Giovedì 28 Settembre 2006 - Libertà
Sette gioielli per interpretare Manzoni
Le creazioni di Manfredi omaggio ai personaggi dello scrittore
Milano - Nella casa del romanziere presentate le sculture dell'artista da oggi in mostra: tanti vip, molti piacentini
Un ampio parterre di personalità ha partecipato all'inaugurazione della mostra L'emozione del sogno. Giulio Manfredi interpreta Alessandro Manzoni svoltasi ieri sera a Milano, nella casa del grande romanziere ottocentesco.
Protagonisti dell'esposizione, che sarà aperta al pubblico da oggi fino al 28 novembre, sono stati però sette splendidi oggetti inanimati: i gioielli-scultura realizzati dall'artista piacentino, abituato alle grandi creazioni, che alle opere di Manzoni ha dedicato sette "perle" della sua inquieta fantasia.
Tra gli ospiti la conduttrice televisiva Saluzzi, che ha presentato l'evento, le attrici Pitagora e Brigliadori.
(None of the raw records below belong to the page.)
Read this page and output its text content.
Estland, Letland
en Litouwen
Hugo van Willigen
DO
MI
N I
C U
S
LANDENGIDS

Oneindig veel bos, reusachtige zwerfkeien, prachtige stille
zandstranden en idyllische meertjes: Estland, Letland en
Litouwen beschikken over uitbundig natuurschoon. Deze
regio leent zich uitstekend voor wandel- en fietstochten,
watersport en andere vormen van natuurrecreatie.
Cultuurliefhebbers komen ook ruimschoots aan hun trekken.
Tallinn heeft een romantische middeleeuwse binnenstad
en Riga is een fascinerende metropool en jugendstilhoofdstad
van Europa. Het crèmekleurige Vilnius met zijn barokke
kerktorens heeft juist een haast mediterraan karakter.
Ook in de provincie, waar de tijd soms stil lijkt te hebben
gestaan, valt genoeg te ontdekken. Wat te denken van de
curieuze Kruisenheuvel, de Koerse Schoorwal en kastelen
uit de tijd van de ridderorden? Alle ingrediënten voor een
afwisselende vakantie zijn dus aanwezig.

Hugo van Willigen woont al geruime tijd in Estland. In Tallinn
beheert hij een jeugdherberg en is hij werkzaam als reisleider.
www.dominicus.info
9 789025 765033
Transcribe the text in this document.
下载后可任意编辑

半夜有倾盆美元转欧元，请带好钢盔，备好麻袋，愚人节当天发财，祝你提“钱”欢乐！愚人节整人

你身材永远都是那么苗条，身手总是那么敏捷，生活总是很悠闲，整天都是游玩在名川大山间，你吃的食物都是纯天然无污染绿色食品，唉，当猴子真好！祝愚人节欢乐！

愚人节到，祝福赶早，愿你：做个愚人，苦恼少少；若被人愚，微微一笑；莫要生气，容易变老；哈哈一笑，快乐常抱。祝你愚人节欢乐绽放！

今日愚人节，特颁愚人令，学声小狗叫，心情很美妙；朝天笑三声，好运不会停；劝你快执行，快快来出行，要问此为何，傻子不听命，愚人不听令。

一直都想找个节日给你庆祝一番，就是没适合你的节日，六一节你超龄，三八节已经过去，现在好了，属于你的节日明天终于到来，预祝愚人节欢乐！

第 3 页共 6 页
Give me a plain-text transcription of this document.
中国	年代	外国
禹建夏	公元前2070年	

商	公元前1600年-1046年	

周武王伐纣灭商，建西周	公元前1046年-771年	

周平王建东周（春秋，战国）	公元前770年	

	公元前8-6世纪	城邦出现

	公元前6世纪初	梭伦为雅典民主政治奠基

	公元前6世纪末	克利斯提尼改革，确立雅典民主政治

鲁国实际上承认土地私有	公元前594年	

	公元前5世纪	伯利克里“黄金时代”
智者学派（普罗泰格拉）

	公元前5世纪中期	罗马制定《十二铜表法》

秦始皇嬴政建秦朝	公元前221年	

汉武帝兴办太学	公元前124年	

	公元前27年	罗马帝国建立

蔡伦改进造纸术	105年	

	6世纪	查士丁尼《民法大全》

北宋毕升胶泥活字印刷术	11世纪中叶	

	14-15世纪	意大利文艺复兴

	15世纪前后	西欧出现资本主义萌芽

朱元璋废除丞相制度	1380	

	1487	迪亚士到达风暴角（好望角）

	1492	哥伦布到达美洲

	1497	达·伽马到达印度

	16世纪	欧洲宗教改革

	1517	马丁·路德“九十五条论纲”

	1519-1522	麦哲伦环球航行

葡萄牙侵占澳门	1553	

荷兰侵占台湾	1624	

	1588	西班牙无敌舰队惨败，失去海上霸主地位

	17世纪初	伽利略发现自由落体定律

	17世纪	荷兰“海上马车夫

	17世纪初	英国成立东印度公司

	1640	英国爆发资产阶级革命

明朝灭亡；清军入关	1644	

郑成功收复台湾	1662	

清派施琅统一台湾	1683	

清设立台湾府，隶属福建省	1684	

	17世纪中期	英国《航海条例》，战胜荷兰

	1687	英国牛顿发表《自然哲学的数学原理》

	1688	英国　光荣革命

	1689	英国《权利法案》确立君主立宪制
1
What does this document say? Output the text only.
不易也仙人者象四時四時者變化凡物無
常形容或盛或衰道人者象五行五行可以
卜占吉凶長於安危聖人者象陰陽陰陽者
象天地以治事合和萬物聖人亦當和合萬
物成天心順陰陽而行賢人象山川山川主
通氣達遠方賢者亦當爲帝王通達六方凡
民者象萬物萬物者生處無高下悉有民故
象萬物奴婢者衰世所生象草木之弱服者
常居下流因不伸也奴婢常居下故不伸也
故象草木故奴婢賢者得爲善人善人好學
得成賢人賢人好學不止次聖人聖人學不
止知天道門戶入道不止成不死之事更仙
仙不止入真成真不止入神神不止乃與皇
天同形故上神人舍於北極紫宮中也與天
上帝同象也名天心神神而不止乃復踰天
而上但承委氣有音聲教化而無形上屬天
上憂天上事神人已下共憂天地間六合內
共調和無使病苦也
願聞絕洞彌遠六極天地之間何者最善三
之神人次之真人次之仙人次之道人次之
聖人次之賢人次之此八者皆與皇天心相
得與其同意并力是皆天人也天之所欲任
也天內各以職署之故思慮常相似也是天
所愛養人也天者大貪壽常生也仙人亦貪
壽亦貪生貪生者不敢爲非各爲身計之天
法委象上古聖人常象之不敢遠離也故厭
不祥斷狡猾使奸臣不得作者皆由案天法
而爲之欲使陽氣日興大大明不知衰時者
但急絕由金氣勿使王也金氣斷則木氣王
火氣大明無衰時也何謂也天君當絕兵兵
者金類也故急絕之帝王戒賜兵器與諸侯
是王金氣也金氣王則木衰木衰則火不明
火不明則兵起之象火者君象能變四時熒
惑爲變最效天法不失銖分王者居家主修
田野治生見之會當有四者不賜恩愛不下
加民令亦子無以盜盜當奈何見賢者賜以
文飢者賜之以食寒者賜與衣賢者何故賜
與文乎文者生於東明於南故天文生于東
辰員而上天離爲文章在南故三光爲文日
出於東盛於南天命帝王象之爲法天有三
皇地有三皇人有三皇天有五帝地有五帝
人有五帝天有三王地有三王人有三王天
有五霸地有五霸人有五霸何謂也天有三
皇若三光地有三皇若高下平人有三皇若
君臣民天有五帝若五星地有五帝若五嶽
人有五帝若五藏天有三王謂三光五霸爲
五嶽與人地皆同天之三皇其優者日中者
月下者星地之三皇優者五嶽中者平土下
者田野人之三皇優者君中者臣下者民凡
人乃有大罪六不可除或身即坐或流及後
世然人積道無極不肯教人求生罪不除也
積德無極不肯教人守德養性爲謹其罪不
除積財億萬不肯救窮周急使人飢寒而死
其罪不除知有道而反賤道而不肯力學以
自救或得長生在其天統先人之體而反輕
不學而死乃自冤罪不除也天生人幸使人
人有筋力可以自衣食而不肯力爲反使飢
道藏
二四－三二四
Era atteso in tarda serata anche l'assessore alla cultura di Milano Vittorio Sgarbi.
Un legame di prossimità, quello tra Manfredi e Manzoni, dovuto alla vicinanza dell'atelier dell'artista all'abitazione milanese dello scrittore, e un legame di intimità con le figure nobili e appassionate che il Manzoni cesellò finemente con la penna.
Delle sette opere di Manfredi quattro sono legate ai Promessi sposi, una all'Adelchi, una al Cinque Maggio, una a Marzo 1821.
La purezza della giovane Lucia, protagonista dei Promessi sposi, risplende in una splendida raggiera, che apre la serie di gioielli ispirati al romanzo. Ad esso si aggiungono il magnifico rosario di Frà Cristoforo, che rappresenta l'ideale di giustizia perseguito dall'uomo di Dio, la collana di Gertrude, che rappresenta i sogni della nobile ragazza infranti dalla vita claustrale e l'anello del cardinale Federigo. All'Adelchi è ispirato il fermaglio del mantello di Carlomagno, al Cinque Maggio la corona di Napoleone, a Marzo 1821 la bandiera.
Numerose le lettere e i telegrammi giunti dalle autorità, dal presidente della Repubblica Napolitano, che ha sottolineato il «valore artistico della mostra», al vicepresidente del Consiglio Rutelli, al ministro delle attività produttive Bersani.
Tante le personalità piacentine che non hanno voluto mancare all'appuntamento: tra loro il prefetto di Piacenza Ardia, il presidente della Fondazione di Piacenza e Vigevano Marazzi, l'assessore alla cultura della città Squeri e il fratello Dario, gli ex sindaci Guidotti e Vaciago con le consorti, la moglie del sindaco Reggi, il sindaco di Vigolzone Chiesa col consigliere Argellati, l'ex direttore della Passerini-Landi Manfredi, il presidente dell'Rdb Bracchi, il docente della Cattolica di Piacenza Molinari e l'ingegner Bolla.
Presente anche la Milano bene e diversi ospiti stranieri provenienti anche dal Giappone. «L'idea di realizzare dei gioielli legati ai personaggi manzoniani è nata dopo aver visitato la casa dello scrittore - ha detto un raggiante Giulio Manfredi - Sono lieto di aver avuto la possibilità di dare vita ai loro sogni».